Activists point to this alarming and unprecedented spike in the number of hurricanes as a demonstration of how climate change is already taking its toll on society. However, scientists have been slow to argue for any connection between global climate change and the increased number of storms. One reason behind this skepticism is that we may be naming more storms because we have become better at detecting and defining hurricanes and tropical storms. Our records since the advent of satellite monitoring in the 1970s are not as accurate and precise as the records we are taking today, and so it is hard to understand how unique the recent increase in hurricane activity really is.

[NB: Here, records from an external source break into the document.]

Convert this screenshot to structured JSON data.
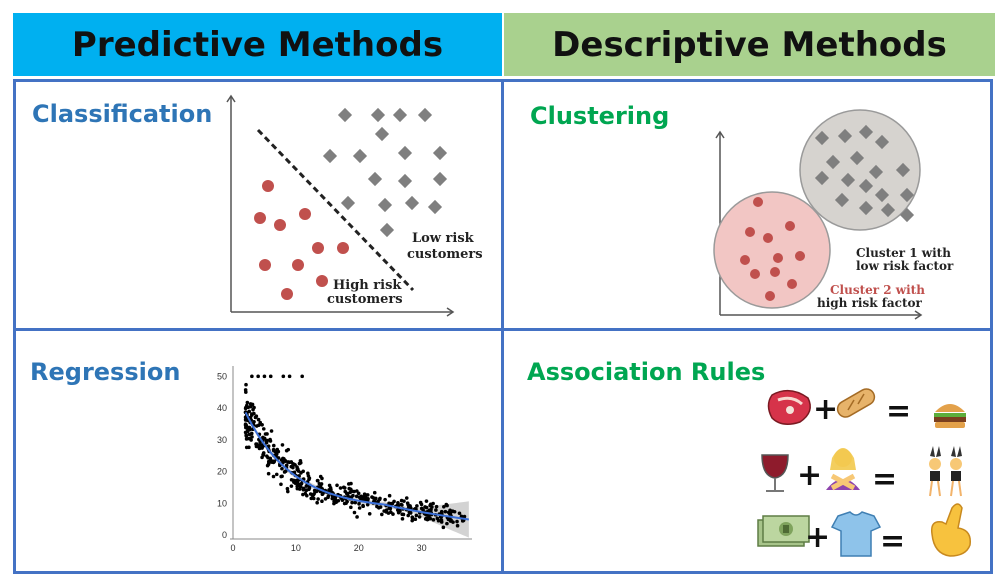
{
  "headers": {
    "left": "Predictive Methods",
    "right": "Descriptive Methods"
  },
  "panels": {
    "classification": {
      "label": "Classification",
      "low_label": [
        "Low risk",
        "customers"
      ],
      "high_label": [
        "High risk",
        "customers"
      ]
    },
    "clustering": {
      "label": "Clustering",
      "cluster1": [
        "Cluster 1 with",
        "low risk factor"
      ],
      "cluster2": [
        "Cluster 2 with",
        "high risk factor"
      ]
    },
    "regression": {
      "label": "Regression"
    },
    "association": {
      "label": "Association Rules",
      "rules": [
        {
          "a": "steak-icon",
          "b": "bread-icon",
          "result": "burger-icon"
        },
        {
          "a": "wine-glass-icon",
          "b": "woman-crossing-arms-icon",
          "result": "dancers-icon"
        },
        {
          "a": "money-bills-icon",
          "b": "tshirt-icon",
          "result": "call-me-hand-icon"
        }
      ]
    }
  },
  "chart_data": {
    "type": "scatter",
    "xlim": [
      0,
      38
    ],
    "ylim": [
      0,
      52
    ],
    "xticks": [
      0,
      10,
      20,
      30
    ],
    "yticks": [
      0,
      10,
      20,
      30,
      40,
      50
    ],
    "fit_line_color": "#3a6fd8",
    "point_color": "#000000"
  },
  "colors": {
    "predictive_header": "#00b0f0",
    "descriptive_header": "#a9d18e",
    "border": "#4472c4",
    "high_risk_point": "#c0504d",
    "low_risk_point": "#7f7f7f"
  }
}
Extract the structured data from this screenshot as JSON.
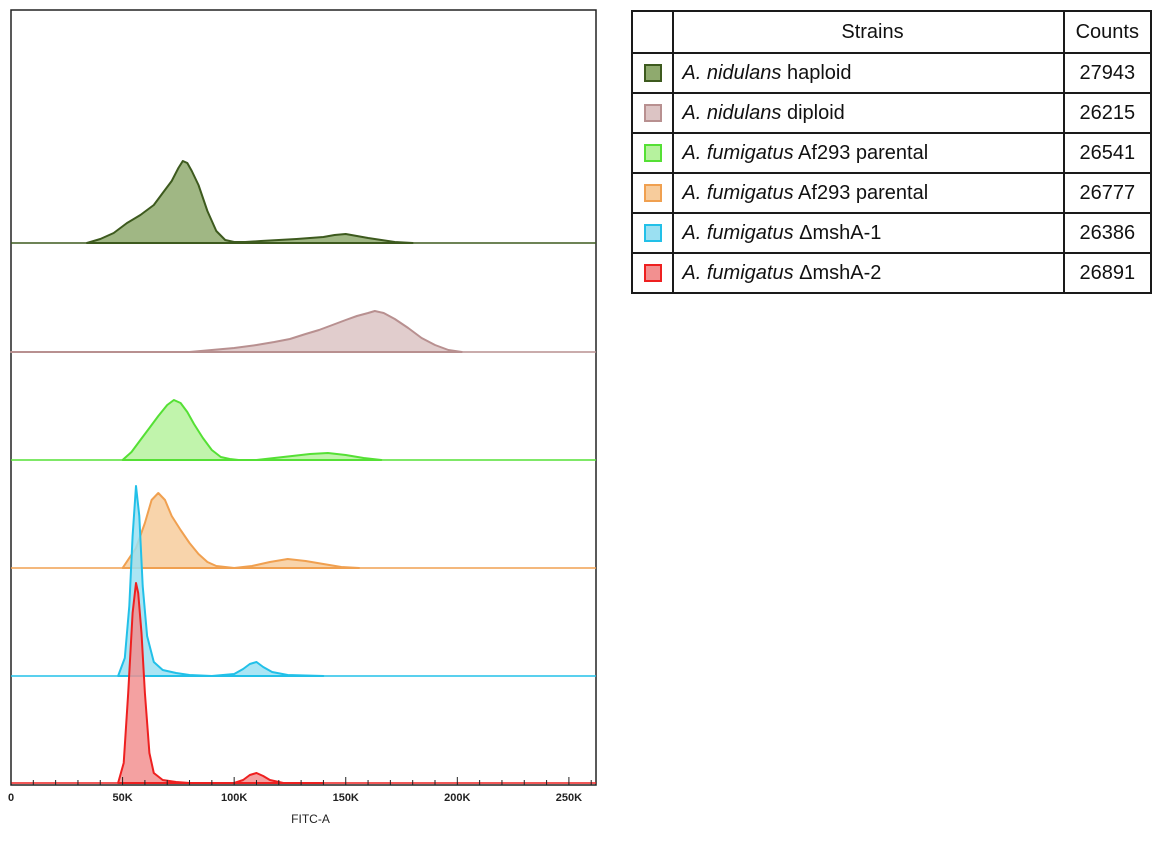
{
  "chart_data": {
    "type": "area",
    "xlabel": "FITC-A",
    "xlim": [
      0,
      262144
    ],
    "x_ticks": [
      0,
      50000,
      100000,
      150000,
      200000,
      250000
    ],
    "x_tick_labels": [
      "0",
      "50K",
      "100K",
      "150K",
      "200K",
      "250K"
    ],
    "layout": "stacked-offset histograms, one per strain",
    "grid": false,
    "series": [
      {
        "name": "A. nidulans haploid",
        "count": 27943,
        "color": "#3d5a1e",
        "fill": "#8faa6e",
        "x": [
          34000,
          40000,
          46000,
          52000,
          58000,
          64000,
          68000,
          72000,
          75000,
          77000,
          79000,
          81000,
          84000,
          88000,
          92000,
          96000,
          100000,
          105000,
          112000,
          120000,
          128000,
          134000,
          140000,
          145000,
          150000,
          155000,
          160000,
          166000,
          172000,
          180000
        ],
        "y": [
          0,
          4,
          10,
          20,
          28,
          38,
          50,
          62,
          75,
          82,
          80,
          72,
          58,
          32,
          12,
          3,
          1,
          1,
          2,
          3,
          4,
          5,
          6,
          8,
          9,
          7,
          5,
          3,
          1,
          0
        ]
      },
      {
        "name": "A. nidulans diploid",
        "count": 26215,
        "color": "#b89090",
        "fill": "#dcc4c4",
        "x": [
          0,
          80000,
          90000,
          100000,
          110000,
          118000,
          125000,
          132000,
          138000,
          144000,
          150000,
          155000,
          160000,
          163000,
          167000,
          172000,
          178000,
          184000,
          190000,
          196000,
          202000
        ],
        "y": [
          0,
          0,
          2,
          4,
          7,
          10,
          13,
          18,
          22,
          27,
          32,
          36,
          39,
          41,
          39,
          33,
          24,
          14,
          7,
          2,
          0
        ]
      },
      {
        "name": "A. fumigatus Af293 parental",
        "count": 26541,
        "color": "#55e035",
        "fill": "#b6f29e",
        "x": [
          50000,
          54000,
          58000,
          62000,
          66000,
          70000,
          73000,
          76000,
          79000,
          82000,
          86000,
          90000,
          94000,
          98000,
          102000,
          110000,
          118000,
          126000,
          134000,
          142000,
          150000,
          158000,
          166000
        ],
        "y": [
          0,
          8,
          20,
          32,
          44,
          55,
          60,
          57,
          48,
          36,
          22,
          10,
          3,
          1,
          0,
          0,
          2,
          4,
          6,
          7,
          5,
          2,
          0
        ]
      },
      {
        "name": "A. fumigatus Af293 parental",
        "count": 26777,
        "color": "#f0a050",
        "fill": "#f7cc9c",
        "x": [
          50000,
          56000,
          60000,
          63000,
          66000,
          69000,
          72000,
          76000,
          80000,
          84000,
          88000,
          92000,
          96000,
          100000,
          108000,
          116000,
          124000,
          132000,
          140000,
          148000,
          156000
        ],
        "y": [
          0,
          20,
          45,
          68,
          75,
          68,
          52,
          38,
          25,
          14,
          6,
          2,
          1,
          0,
          2,
          6,
          9,
          7,
          4,
          1,
          0
        ]
      },
      {
        "name": "A. fumigatus ΔmshA-1",
        "count": 26386,
        "color": "#22c0e8",
        "fill": "#9be0f2",
        "x": [
          48000,
          51000,
          53000,
          54500,
          56000,
          57500,
          59000,
          61000,
          64000,
          68000,
          74000,
          80000,
          90000,
          100000,
          104000,
          107000,
          110000,
          113000,
          117000,
          124000,
          140000
        ],
        "y": [
          0,
          18,
          70,
          140,
          190,
          160,
          90,
          40,
          14,
          6,
          3,
          1,
          0,
          2,
          7,
          12,
          14,
          9,
          4,
          1,
          0
        ]
      },
      {
        "name": "A. fumigatus ΔmshA-2",
        "count": 26891,
        "color": "#ee2020",
        "fill": "#f29090",
        "x": [
          48000,
          50500,
          52500,
          54500,
          56000,
          57000,
          58500,
          60000,
          62000,
          64000,
          68000,
          74000,
          80000,
          100000,
          104000,
          107000,
          110000,
          113000,
          116000,
          122000,
          140000
        ],
        "y": [
          0,
          20,
          90,
          170,
          200,
          190,
          150,
          90,
          30,
          10,
          3,
          1,
          0,
          0,
          3,
          8,
          10,
          7,
          3,
          0,
          0
        ]
      }
    ]
  },
  "table": {
    "header_strains": "Strains",
    "header_counts": "Counts",
    "rows": [
      {
        "species": "A. nidulans",
        "suffix": " haploid",
        "count": "27943"
      },
      {
        "species": "A. nidulans",
        "suffix": " diploid",
        "count": "26215"
      },
      {
        "species": "A. fumigatus",
        "suffix": " Af293 parental",
        "count": "26541"
      },
      {
        "species": "A. fumigatus",
        "suffix": " Af293 parental",
        "count": "26777"
      },
      {
        "species": "A. fumigatus",
        "suffix": " ΔmshA-1",
        "count": "26386"
      },
      {
        "species": "A. fumigatus",
        "suffix": " ΔmshA-2",
        "count": "26891"
      }
    ]
  }
}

There has also been a mixed bag of results in what climate models suggest about future hurricane activity — one published study says that further warming will increase hurricane frequency, while another argues that hurricane frequency will decrease in changing climatic conditions.

There may still be good questions about how tropical storm frequency is being affected by climate change, but scientific evidence is clear that climate change will increase the intensity of hurricanes in the future. Since the 1970s, there has been a steady increase in the measured “Power Dissipation Index” of hurricanes, which measures the intensity and duration of a storm.  One study showed that hurricanes in the 21st century last 60 percent longer, with wind speeds 15 percent higher than hurricanes thirty years ago. Storms get their energy from the water, so there is likely a connection between higher water temperatures and the strength of the hurricanes that form above. Warming also increases the amount of water vapor in the air, which develops into more concentrated, intense precipitation both on water and on land.

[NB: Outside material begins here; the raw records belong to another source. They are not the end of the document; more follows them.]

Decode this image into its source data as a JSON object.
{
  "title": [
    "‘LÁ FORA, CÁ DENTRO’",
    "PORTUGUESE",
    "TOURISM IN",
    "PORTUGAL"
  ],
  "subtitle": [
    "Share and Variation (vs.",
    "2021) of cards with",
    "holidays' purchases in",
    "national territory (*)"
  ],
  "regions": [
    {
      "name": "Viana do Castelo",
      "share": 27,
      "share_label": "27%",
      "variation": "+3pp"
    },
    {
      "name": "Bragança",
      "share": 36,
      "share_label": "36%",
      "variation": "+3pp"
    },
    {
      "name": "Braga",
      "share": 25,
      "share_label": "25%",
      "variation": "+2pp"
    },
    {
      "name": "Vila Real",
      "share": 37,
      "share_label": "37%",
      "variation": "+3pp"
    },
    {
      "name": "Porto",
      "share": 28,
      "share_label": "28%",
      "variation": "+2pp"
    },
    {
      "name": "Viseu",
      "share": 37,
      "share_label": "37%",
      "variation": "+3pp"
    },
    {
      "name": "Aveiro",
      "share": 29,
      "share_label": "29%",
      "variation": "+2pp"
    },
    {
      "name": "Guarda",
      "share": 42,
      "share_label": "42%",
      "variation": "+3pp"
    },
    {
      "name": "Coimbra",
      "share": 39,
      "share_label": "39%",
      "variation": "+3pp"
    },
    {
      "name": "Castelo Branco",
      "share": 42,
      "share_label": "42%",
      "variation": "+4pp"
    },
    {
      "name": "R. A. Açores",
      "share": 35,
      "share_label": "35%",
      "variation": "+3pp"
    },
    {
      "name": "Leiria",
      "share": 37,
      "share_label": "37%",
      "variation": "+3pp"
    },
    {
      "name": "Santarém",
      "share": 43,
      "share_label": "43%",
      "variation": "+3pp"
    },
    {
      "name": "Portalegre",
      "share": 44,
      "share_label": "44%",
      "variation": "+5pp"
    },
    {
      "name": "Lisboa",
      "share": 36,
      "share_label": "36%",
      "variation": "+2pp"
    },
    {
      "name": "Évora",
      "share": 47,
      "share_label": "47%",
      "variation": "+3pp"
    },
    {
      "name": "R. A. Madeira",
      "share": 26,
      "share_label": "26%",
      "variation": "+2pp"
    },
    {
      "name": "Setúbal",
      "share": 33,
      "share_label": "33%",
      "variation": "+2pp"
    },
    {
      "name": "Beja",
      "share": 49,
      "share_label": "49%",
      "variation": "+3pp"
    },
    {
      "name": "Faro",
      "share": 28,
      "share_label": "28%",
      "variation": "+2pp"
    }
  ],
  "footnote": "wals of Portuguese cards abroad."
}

Before Hurricane Sandy arrived in New York City, hundreds of New York City residents took to the streets in Times Square, protesting the recent lack of political discourse about global climate change, which has been dubbed “climate silence.” This silence has been reaching new levels with the recent presidential campaigns, in which neither major candidate has talked seriously about global climate change and the damage it could do.

While extreme weather isn’t a new phenomenon, extreme weather events may increase in scale and scope as global climate change becomes more rampant. The amount of damage it could do and the number of lives it could take will only be apparent several days after the storm dissipates, but the best strategy to ensure the damage done is minimized is to bring our carbon emissions under control and to prepare for a future world with a much different climate. This means rebuilding our cities and infrastructure to be able to withstand extreme weather events, and to do the best we can to plan new developments with an eye on the future.

We are extremely lucky damage has been minimal here at Swarthmore from hurricanes Sandy and Irene, but we cannot afford to sit and wait for another  extreme weather pattern to develop — mitigation as a campus and as a planet must begin today.